In re Estate of Frederick J. Caldwell

In re Estate of Frederick J. Caldwell
Supreme Court of New Hampshire · Decided August 14, 2020

In re Estate of Frederick J. Caldwell

Opinion

THE STATE OF NEW HAMPSHIRE SUPREME COURT

In Case No. 2020-0078, In re Estate of Frederick J.

Caldwell, the court on August 14, 2020, issued the following order: Having considered parties’ briefs and the limited record submitted on appeal, we conclude that oral argument is unnecessary in this case. See Sup. Ct. R. 18(1). The appellant, Steven Caldwell, appeals an order of the Circuit Court (Maloney, J.) granting the motion filed by the administrator of his father’s estate to distribute the estate equally to the appellant and his sister pursuant to the statute governing intestate succession, RSA 561:1, II (2019).

We affirm.

Our standard of review of a circuit court probate division decision is governed by statute: “The findings of fact of the judge of probate are final unless they are so plainly erroneous that such findings could not be reasonably made.” RSA 567-A:4 (2019).
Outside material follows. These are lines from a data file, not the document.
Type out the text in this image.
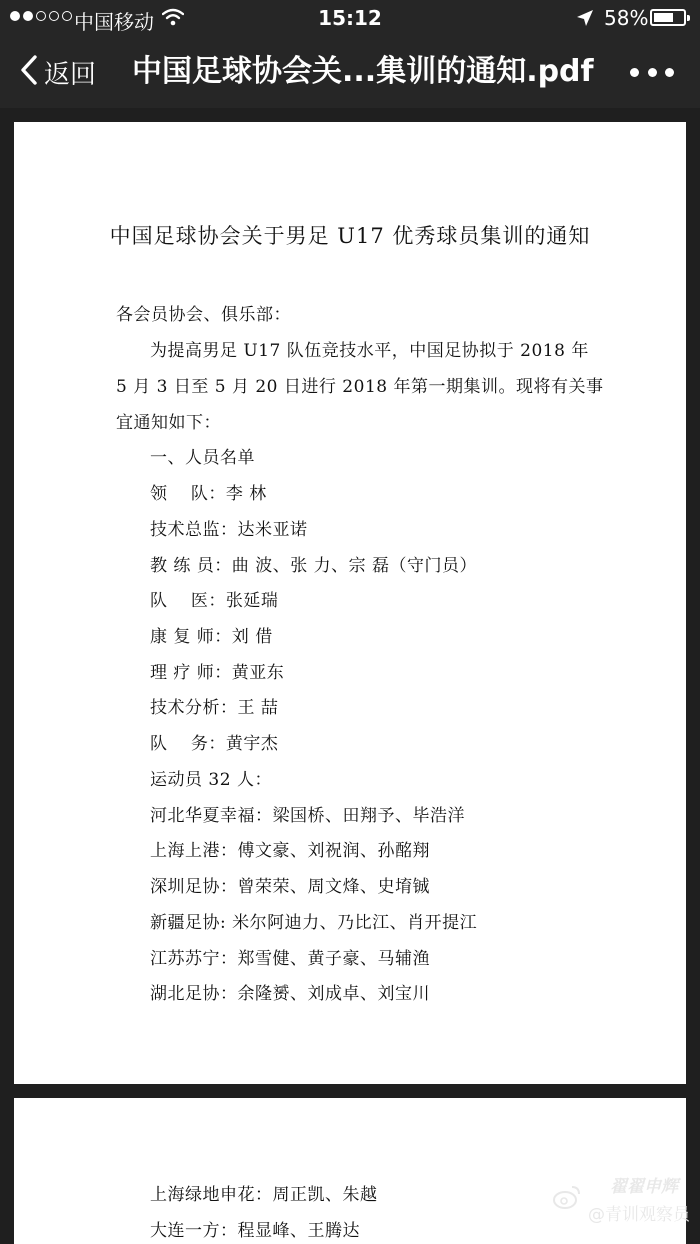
中国移动	15:12	58%
返回 中国足球协会关...集训的通知.pdf
中国足球协会关于男足 U17 优秀球员集训的通知
各会员协会、俱乐部：
为提高男足 U17 队伍竞技水平，中国足协拟于 2018 年
5 月 3 日至 5 月 20 日进行 2018 年第一期集训。现将有关事
宜通知如下：
一、人员名单
领　 队：李 林
技术总监：达米亚诺
教 练 员：曲 波、张 力、宗 磊（守门员）
队　 医：张延瑞
康 复 师：刘 借
理 疗 师：黄亚东
技术分析：王 喆
队　 务：黄宇杰
运动员 32 人：
河北华夏幸福：梁国桥、田翔予、毕浩洋
上海上港：傅文豪、刘祝润、孙酩翔
深圳足协：曾荣荣、周文烽、史堉铖
新疆足协: 米尔阿迪力、乃比江、肖开提江
江苏苏宁：郑雪健、黄子豪、马辅渔
湖北足协：余隆赟、刘成卓、刘宝川
上海绿地申花：周正凯、朱越
大连一方：程显峰、王腾达
翟翟申辉
@青训观察员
Accordingly, “we will not disturb the probate division’s decree unless it is unsupported by the evidence or plainly erroneous as a matter of law.” Hodges v. Johnson, 170 N.H. 470, 480 (2017).

RSA 561:1, II(a) provides that when a decedent dies intestate and has no surviving spouse, the entire estate passes to the decedent’s “issue . . . equally if they are all of the same degree of kinship to the decedent.” Here, there is no dispute that the appellant and his sister are the decedent’s surviving issue and that they have the same degree of kinship to the decedent.

On appeal, however, the appellant argues that the entire estate should be distributed to him because he is in need and his sister is not. He cites no authority for this proposition, and we are aware of none. As the appealing party, the appellant has the burden of demonstrating reversible error. Gallo v. Traina, 166 N.H. 737, 740 (2014). Based upon our review of the trial court’s well-reasoned order, the appellant’s challenges to it, the relevant law, and the record submitted on appeal, we conclude that he has not demonstrated reversible error. See id. Affirmed.

Hicks, Bassett, Hantz Marconi, and Donovan, JJ., concurred.